Spotify(conversion→lifetime value).
Spotify uses free to build habit, then places the pay point at pain: ad breaks, skip limits, lower sound quality, and offline download. Users could switch to competitors, unless their playlists and personalization create high switching costs (rebuilding lists, retraining algorithms), which pushes upgrades and lifts conversion. Student and family plans further lock in retention. The Go Premium modal appears after a limit is hit for functions like lyrics, making the trade explicit: no ads +offline+ better quality.

Risk(100k actives): if upsell causes ~4% exits(4,000) but lifts trials +2 pp(+2,000), and ~65% of trials keep paying, that’s ~1,300 new subs/month: LTV>friction.

Figma(team expansion→lifetime value).
Figma gives solo value fast, then asks for payment at expansion moment(add editors, shared libraries). The free model only allows you to have three projects, which is unrealistic for professional use especially with limited functionality. Sunk cost exists: the file already exists, the team especially in B2B needs to continue, so many upgrade.

The friction is low as little competitors exist and there’s network effect where skilled workers get used to figma in the market.
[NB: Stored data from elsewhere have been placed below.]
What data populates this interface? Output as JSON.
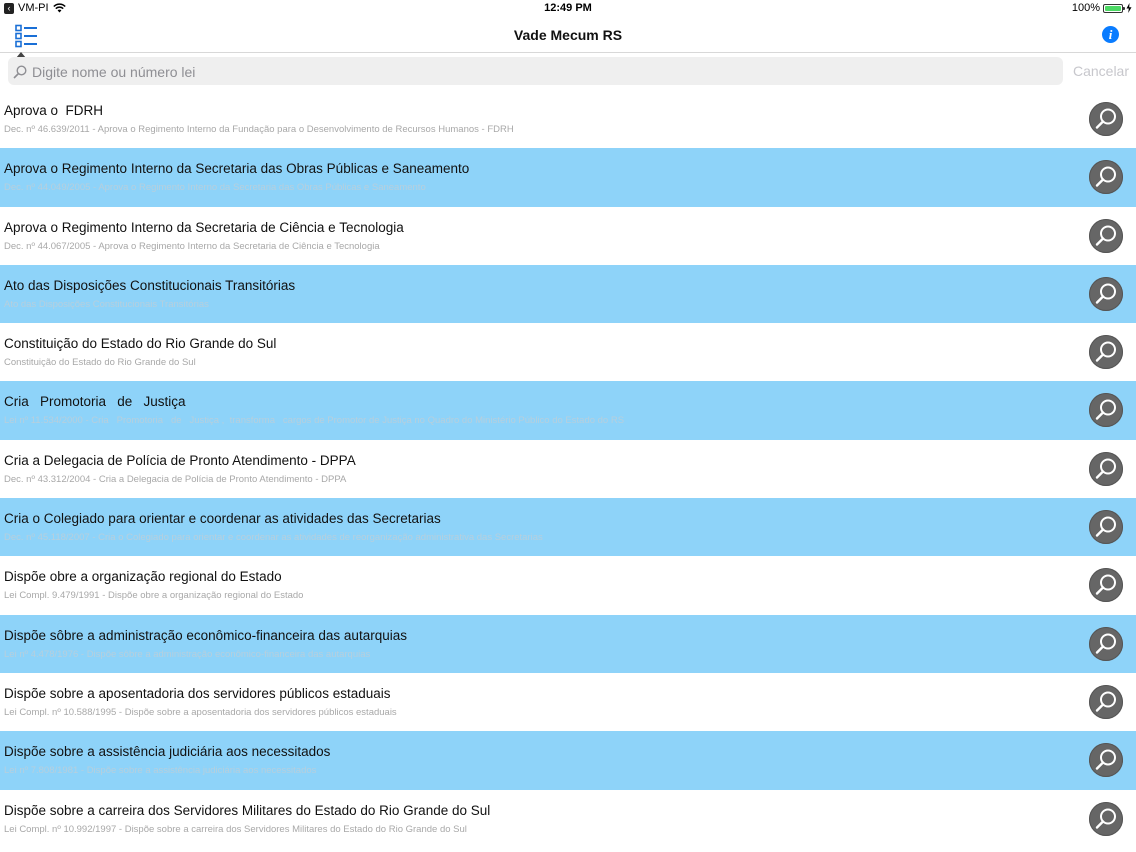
{
  "status_bar": {
    "carrier": "VM-PI",
    "back_glyph": "‹",
    "time": "12:49 PM",
    "battery": "100%",
    "battery_level": 1.0
  },
  "nav": {
    "title": "Vade Mecum RS",
    "menu_icon": "list-icon",
    "info_icon": "info-icon",
    "info_glyph": "i"
  },
  "search": {
    "placeholder": "Digite nome ou número lei",
    "value": "",
    "cancel_label": "Cancelar"
  },
  "colors": {
    "row_highlight": "#8ed3f9",
    "accent": "#0a7cff",
    "row_button": "#666666"
  },
  "items": [
    {
      "title": "Aprova o  FDRH",
      "subtitle": "Dec. nº 46.639/2011 - Aprova o Regimento Interno da Fundação para o Desenvolvimento de Recursos Humanos - FDRH",
      "highlighted": false
    },
    {
      "title": "Aprova o Regimento Interno da Secretaria das Obras Públicas e Saneamento",
      "subtitle": "Dec. nº 44.049/2005 - Aprova o Regimento Interno da Secretaria das Obras Públicas e Saneamento",
      "highlighted": true
    },
    {
      "title": "Aprova o Regimento Interno da Secretaria de Ciência e Tecnologia",
      "subtitle": "Dec. nº 44.067/2005 - Aprova o Regimento Interno da Secretaria de Ciência e Tecnologia",
      "highlighted": false
    },
    {
      "title": "Ato das Disposições Constitucionais Transitórias",
      "subtitle": "Ato das Disposições Constitucionais Transitórias",
      "highlighted": true
    },
    {
      "title": "Constituição do Estado do Rio Grande do Sul",
      "subtitle": "Constituição do Estado do Rio Grande do Sul",
      "highlighted": false
    },
    {
      "title": "Cria   Promotoria   de   Justiça",
      "subtitle": "Lei nº 11.534/2000 - Cria   Promotoria   de   Justiça ,  transforma   cargos de Promotor de Justiça no Quadro do Ministério Público do Estado do RS",
      "highlighted": true
    },
    {
      "title": "Cria a Delegacia de Polícia de Pronto Atendimento - DPPA",
      "subtitle": "Dec. nº 43.312/2004 - Cria a Delegacia de Polícia de Pronto Atendimento - DPPA",
      "highlighted": false
    },
    {
      "title": "Cria o Colegiado para orientar e coordenar as atividades das Secretarias",
      "subtitle": "Dec. nº 45.118/2007 - Cria o Colegiado para orientar e coordenar as atividades de reorganização administrativa das Secretarias",
      "highlighted": true
    },
    {
      "title": "Dispõe obre a organização regional do Estado",
      "subtitle": "Lei Compl. 9.479/1991 - Dispõe obre a organização regional do Estado",
      "highlighted": false
    },
    {
      "title": "Dispõe sôbre a administração econômico-financeira das autarquias",
      "subtitle": "Lei nº 4.478/1976 - Dispõe sôbre a administração econômico-financeira das autarquias",
      "highlighted": true
    },
    {
      "title": "Dispõe sobre a aposentadoria dos servidores públicos estaduais",
      "subtitle": "Lei Compl. nº 10.588/1995 - Dispõe sobre a aposentadoria dos servidores públicos estaduais",
      "highlighted": false
    },
    {
      "title": "Dispõe sobre a assistência judiciária aos necessitados",
      "subtitle": "Lei nº 7.808/1981 - Dispõe sobre a assistência judiciária aos necessitados",
      "highlighted": true
    },
    {
      "title": "Dispõe sobre a carreira dos Servidores Militares do Estado do Rio Grande do Sul",
      "subtitle": "Lei Compl. nº 10.992/1997 - Dispõe sobre a carreira dos Servidores Militares do Estado do Rio Grande do Sul",
      "highlighted": false
    }
  ]
}
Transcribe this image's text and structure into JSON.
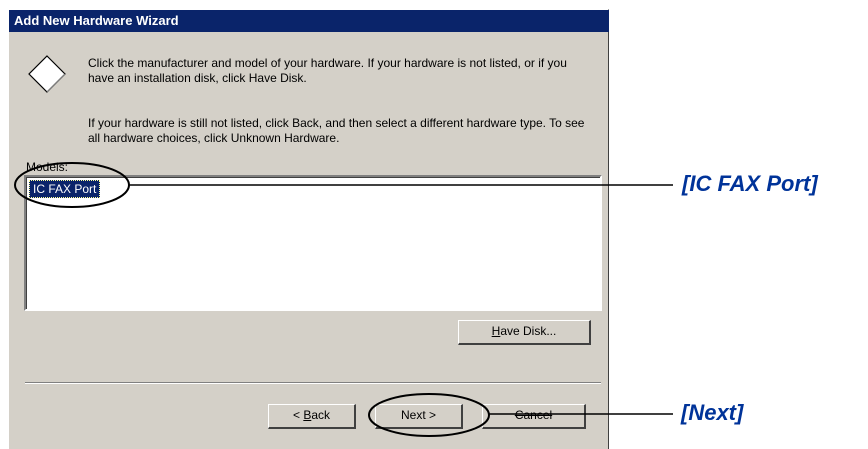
{
  "window": {
    "title": "Add New Hardware Wizard"
  },
  "instructions": {
    "line1": "Click the manufacturer and model of your hardware. If your hardware is not listed, or if you have an installation disk, click Have Disk.",
    "line2": "If your hardware is still not listed, click Back, and then select a different hardware type. To see all hardware choices, click Unknown Hardware."
  },
  "models": {
    "label": "Models:",
    "items": [
      "IC FAX Port"
    ],
    "selected": "IC FAX Port"
  },
  "buttons": {
    "have_disk": {
      "mnemonic": "H",
      "rest": "ave Disk..."
    },
    "back": {
      "prefix": "< ",
      "mnemonic": "B",
      "rest": "ack"
    },
    "next": "Next >",
    "cancel": "Cancel"
  },
  "callouts": {
    "model": "[IC FAX Port]",
    "next": "[Next]"
  },
  "colors": {
    "title_bar": "#0a246a",
    "dialog_face": "#d4d0c8",
    "selection": "#0a246a",
    "callout_text": "#003399"
  },
  "icons": {
    "wizard": "diamond-hardware-icon"
  }
}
With free plans for students, conversion rate is high as skills is non transferable. If ~10% bounce at the step of trying to share but +3pp expand to paid seats (≈3,000), ARPU grows with each added seat.

NYTimes(subscriber value→lifetime value).
The meter builds routine; The freemium model only allows the user for a few articles per month. Afterwards, the continue reading offer pairs a preview with an intro price, tempting users to subscribe. Lower first month cost and user’s habit in prominence for NYTimes along with how LTV from subs outweighs ad yield from grazers, this model works.

If 20% bounces(≈20,000 per 100k) but 3% subscribe (≈3,000), subscriber LTV could>>casual ad yield.

Each product places friction at peak intent, so saying “yes” feels easier than backing out.